As for golf… Well. Gloria has the church choir and the hand bell choir. Then there’s the board of the Hilton Head Area Association of Realtors. Allan, well he would rather spend more time with his granddaughter, Keegan, when she’s on the island—like walking on the beach with her. Golf will wait. The passions shared by Gloria and Allan LaCoe can’t.

The Family Compound

Right. You’ve got about 50 people coming to dinner. Oh, and they all need a place to stay. And they would really like to stay on or near the beach. Plus have a private pool. And not be tripping over each other.
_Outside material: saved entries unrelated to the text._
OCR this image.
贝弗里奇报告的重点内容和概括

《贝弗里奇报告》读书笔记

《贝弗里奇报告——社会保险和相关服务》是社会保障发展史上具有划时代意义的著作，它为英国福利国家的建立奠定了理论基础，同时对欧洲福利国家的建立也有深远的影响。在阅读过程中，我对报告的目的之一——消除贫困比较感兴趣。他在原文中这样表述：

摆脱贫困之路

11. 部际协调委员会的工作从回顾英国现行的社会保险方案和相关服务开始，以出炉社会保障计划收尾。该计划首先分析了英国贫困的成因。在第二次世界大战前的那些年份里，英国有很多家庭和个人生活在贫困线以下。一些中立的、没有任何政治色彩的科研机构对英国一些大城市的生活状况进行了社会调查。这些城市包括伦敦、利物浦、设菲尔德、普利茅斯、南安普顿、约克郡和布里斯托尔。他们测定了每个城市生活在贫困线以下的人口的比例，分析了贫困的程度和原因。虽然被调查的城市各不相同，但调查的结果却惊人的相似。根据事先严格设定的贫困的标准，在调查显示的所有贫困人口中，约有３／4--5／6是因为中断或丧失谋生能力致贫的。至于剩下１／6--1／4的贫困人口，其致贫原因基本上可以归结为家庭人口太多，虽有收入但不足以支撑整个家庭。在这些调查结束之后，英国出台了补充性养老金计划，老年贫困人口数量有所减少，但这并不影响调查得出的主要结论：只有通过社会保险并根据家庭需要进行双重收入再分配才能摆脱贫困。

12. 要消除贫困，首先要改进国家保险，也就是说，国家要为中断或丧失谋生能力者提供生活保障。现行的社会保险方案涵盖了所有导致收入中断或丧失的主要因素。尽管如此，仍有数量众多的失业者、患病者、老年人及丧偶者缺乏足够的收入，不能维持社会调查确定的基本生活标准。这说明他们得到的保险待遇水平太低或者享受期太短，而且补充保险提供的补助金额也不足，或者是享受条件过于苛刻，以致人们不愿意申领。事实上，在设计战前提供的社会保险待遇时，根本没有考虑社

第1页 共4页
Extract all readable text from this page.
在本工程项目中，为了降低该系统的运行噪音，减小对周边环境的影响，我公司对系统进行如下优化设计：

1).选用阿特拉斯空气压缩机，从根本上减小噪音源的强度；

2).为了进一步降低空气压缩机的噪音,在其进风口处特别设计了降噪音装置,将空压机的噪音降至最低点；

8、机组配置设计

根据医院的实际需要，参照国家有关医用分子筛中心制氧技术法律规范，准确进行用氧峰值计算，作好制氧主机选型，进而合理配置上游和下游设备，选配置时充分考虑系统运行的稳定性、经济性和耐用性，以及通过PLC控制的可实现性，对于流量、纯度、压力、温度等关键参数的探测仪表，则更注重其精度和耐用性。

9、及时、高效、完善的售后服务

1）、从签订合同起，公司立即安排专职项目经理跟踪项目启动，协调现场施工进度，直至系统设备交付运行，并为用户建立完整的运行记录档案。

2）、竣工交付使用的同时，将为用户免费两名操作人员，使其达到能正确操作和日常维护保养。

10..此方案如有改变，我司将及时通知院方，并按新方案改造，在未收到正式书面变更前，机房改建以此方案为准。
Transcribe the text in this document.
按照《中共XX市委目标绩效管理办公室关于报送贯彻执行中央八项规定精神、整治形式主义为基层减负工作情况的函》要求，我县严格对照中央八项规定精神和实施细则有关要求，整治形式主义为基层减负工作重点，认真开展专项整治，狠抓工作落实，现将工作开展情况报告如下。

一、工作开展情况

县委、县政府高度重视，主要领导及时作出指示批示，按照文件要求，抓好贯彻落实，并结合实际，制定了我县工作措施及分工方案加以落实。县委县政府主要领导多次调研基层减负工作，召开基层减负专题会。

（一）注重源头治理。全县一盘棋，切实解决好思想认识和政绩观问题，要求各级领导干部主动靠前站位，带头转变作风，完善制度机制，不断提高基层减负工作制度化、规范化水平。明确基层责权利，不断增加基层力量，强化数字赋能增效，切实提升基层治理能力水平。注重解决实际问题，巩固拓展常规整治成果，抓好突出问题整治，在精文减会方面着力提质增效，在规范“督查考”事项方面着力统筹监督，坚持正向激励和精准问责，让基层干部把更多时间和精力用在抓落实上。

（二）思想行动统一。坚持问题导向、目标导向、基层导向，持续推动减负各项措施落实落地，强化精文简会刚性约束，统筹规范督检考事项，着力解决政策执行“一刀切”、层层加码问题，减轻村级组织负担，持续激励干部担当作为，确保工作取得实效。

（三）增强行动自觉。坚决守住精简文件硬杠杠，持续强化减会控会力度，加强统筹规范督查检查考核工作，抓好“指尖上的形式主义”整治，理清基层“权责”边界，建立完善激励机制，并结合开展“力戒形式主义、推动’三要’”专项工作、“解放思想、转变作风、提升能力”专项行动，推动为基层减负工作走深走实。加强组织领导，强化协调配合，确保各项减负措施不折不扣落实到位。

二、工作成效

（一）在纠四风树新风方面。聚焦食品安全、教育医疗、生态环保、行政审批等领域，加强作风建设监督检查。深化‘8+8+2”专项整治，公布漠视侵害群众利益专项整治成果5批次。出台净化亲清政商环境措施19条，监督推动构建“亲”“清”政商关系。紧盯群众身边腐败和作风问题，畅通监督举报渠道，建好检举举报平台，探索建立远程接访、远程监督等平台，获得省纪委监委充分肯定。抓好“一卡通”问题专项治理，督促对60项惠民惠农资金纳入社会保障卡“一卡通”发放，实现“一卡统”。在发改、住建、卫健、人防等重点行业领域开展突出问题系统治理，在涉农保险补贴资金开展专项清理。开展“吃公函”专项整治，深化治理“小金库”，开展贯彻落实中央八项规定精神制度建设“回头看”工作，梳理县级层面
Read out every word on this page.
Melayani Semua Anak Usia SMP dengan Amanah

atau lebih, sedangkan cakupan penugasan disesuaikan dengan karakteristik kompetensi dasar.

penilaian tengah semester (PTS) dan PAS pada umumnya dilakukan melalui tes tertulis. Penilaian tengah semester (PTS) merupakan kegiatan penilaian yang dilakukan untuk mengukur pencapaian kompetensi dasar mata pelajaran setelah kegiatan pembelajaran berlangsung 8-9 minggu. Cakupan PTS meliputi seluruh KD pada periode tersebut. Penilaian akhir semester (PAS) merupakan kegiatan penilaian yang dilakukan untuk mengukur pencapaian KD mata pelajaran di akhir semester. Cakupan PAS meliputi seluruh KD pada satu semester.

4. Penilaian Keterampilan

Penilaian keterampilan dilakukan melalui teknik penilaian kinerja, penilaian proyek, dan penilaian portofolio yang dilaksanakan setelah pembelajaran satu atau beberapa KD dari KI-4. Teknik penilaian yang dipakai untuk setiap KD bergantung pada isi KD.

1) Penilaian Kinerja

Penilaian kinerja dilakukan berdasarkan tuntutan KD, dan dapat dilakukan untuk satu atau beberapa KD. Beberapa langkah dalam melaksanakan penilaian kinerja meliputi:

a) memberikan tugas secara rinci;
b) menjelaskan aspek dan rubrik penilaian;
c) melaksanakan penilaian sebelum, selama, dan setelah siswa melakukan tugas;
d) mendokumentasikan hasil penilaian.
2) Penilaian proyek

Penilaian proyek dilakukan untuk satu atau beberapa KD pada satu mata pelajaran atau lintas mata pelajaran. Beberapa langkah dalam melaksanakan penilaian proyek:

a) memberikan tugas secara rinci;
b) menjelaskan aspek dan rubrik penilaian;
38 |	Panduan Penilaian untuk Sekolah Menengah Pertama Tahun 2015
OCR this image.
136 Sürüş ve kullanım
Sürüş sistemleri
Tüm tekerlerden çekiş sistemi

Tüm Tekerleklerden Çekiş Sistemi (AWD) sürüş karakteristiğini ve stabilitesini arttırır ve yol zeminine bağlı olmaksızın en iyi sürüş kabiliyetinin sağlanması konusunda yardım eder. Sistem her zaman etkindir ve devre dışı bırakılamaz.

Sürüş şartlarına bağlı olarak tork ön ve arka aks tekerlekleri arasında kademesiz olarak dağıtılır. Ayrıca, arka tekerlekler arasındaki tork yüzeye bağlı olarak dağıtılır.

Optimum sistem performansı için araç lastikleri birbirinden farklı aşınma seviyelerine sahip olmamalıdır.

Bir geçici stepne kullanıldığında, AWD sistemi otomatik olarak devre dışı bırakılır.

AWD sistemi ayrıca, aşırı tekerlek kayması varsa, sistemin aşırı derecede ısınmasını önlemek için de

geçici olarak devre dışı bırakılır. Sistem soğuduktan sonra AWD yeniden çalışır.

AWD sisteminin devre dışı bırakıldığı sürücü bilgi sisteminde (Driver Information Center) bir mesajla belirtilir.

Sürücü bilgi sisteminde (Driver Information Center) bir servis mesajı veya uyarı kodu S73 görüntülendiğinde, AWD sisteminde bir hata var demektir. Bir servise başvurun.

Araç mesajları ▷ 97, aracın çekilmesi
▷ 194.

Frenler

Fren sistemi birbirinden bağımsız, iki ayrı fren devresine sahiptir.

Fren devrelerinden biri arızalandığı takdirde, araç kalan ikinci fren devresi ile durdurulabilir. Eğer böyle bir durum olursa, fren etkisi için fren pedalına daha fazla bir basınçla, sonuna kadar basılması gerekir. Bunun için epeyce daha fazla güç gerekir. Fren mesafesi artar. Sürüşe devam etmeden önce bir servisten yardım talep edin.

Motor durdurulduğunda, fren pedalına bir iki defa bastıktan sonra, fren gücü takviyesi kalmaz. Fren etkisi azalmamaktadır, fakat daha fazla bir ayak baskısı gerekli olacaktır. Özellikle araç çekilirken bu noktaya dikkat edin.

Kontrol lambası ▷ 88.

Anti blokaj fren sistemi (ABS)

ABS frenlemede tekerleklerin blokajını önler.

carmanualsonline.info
Obviously, what you need is a family “compound,” and Gloria and Allan LaCoe would be happy to help you. “There’s an ocean view from half the rooms and a private walkway to the beach,” said Allan.

These three homes, all on one large lot at Bradley Beach, could take care of your little group and have a few beds to spare. And everyone could sit down for your sit-down dinner. “It’s a perfect corporate retreat,” added Allan. “If a company entertains a good deal, this would be just right.”

The homes are, indeed, elegant. Each one has covered porches, pool, spa, and every accommodation for a pleasant time at the beach. While the homes will sell separately, LaCoe said the builder had a vision of what “could be.”

It could be like a Hilton Head Island version of one of those family compounds on Martha’s Vineyard, only with a much longer season. And warmer water. And much better golf.